ELISABETH, MOTHER OF MESSIAH’S FORERUNNER

This verse is taken from:
Luke 1. 5-7, 13, 39-45, 57-60
Thought of the day for:
1 September 2020
There is a certain uniqueness about Elisabeth. She is the only woman in our Bible to bear that name. She is the only woman in our Bible who is said to have been filled with the Holy Spirit. She bears a striking resemblance to Sarah, mother of Isaac, and to Hannah, mother of Samuel. Elisabeth was a true daughter of Aaron and with her priestly husband Zacharias they must have had a holy and happy household.

However, there was no child in the home, and together they prayed. There was nothing selfish in this. It was not just a longing for offspring, and not simply a desire for an heir for Zacharias.

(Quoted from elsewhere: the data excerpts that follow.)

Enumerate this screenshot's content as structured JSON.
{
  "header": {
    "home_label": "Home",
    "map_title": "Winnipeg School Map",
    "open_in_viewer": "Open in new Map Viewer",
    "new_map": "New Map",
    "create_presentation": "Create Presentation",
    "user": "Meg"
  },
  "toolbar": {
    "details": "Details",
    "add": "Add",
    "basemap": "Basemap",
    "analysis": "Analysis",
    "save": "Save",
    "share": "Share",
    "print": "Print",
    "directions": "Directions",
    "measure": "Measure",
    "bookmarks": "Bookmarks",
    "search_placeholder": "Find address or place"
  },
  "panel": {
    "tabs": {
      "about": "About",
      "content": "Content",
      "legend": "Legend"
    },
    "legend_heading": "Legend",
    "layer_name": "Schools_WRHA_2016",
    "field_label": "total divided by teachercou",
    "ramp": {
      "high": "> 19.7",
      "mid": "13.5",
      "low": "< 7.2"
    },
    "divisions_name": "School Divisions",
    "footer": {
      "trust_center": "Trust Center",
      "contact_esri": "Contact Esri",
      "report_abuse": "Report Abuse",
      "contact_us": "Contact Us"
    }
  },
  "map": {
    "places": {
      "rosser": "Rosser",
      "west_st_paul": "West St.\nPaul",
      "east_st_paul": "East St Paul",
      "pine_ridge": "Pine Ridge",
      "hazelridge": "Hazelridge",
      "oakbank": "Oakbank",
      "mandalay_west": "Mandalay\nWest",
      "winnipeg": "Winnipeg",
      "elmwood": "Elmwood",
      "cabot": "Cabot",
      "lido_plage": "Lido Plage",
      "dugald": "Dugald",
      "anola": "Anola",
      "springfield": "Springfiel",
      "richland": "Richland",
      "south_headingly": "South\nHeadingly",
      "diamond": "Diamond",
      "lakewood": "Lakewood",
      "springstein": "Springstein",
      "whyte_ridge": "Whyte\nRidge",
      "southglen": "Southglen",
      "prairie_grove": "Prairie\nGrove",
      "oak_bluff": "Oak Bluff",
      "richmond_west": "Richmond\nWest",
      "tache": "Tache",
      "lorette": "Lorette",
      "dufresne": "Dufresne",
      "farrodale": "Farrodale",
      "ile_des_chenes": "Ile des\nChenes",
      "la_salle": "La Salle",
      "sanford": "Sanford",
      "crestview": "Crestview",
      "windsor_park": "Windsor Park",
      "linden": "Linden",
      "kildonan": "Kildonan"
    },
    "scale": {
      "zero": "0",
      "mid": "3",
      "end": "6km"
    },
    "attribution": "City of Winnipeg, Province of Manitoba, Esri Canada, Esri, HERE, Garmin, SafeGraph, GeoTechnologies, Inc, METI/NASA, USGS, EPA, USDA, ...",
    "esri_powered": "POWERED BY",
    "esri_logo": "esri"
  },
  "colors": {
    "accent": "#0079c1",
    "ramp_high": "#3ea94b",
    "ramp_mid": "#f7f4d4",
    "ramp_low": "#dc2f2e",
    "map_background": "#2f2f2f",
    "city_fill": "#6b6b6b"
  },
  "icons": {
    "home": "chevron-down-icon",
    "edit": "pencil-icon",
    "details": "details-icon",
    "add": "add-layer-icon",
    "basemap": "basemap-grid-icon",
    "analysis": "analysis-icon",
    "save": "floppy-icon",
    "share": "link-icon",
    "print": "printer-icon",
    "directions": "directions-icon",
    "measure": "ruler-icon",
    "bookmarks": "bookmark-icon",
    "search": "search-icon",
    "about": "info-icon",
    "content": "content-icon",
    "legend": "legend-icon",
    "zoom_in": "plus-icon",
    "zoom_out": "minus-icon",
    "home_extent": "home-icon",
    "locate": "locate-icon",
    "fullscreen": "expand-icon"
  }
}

It was doubtless a prayer with the blessing of the nation in view and, perhaps too, the holy ambition that Elisabeth might be the chosen vessel for the birth of the promised Messiah. Together they walked blamelessly before the Lord and together they continued to pray, and their prayer was answered in the birth of John.

There intervened, during Elisabeth’s confinement, a visit from Mary of Nazareth, Elisabeth’s cousin. Elisabeth’s greeting to Mary is inspired. She salutes Mary as ‘the mother of my Lord’. What faith is this, like that of another Mary in the shadow of the garden tomb. She also called him ‘my Lord’, John 20. 13. What devoted women they were. Elisabeth called Him ‘my Lord’, when He was not yet born. Mary of Magdala called Him ‘my Lord’ when in her mind He was yet dead.

Poor Zacharias! He must have sat in quietness as the two women greeted each other and talked jubilantly, and as Elisabeth looked at him sitting in his silence she exclaimed to Mary, ‘Blessed is she that believed’! Oh, if only her husband had believed like her cousin.

It was a time of hallowed communion. Elisabeth and Mary must have talked much about Him. These two godly souls, objects of divine favour, conversed together in the hill country of Judaea. It was not only a geographical, but a moral, elevation from the world around, as they talked together of Jehovah’s dealings with them. After three months Mary returned to Galilee and Elisabeth’s child was delivered, a son.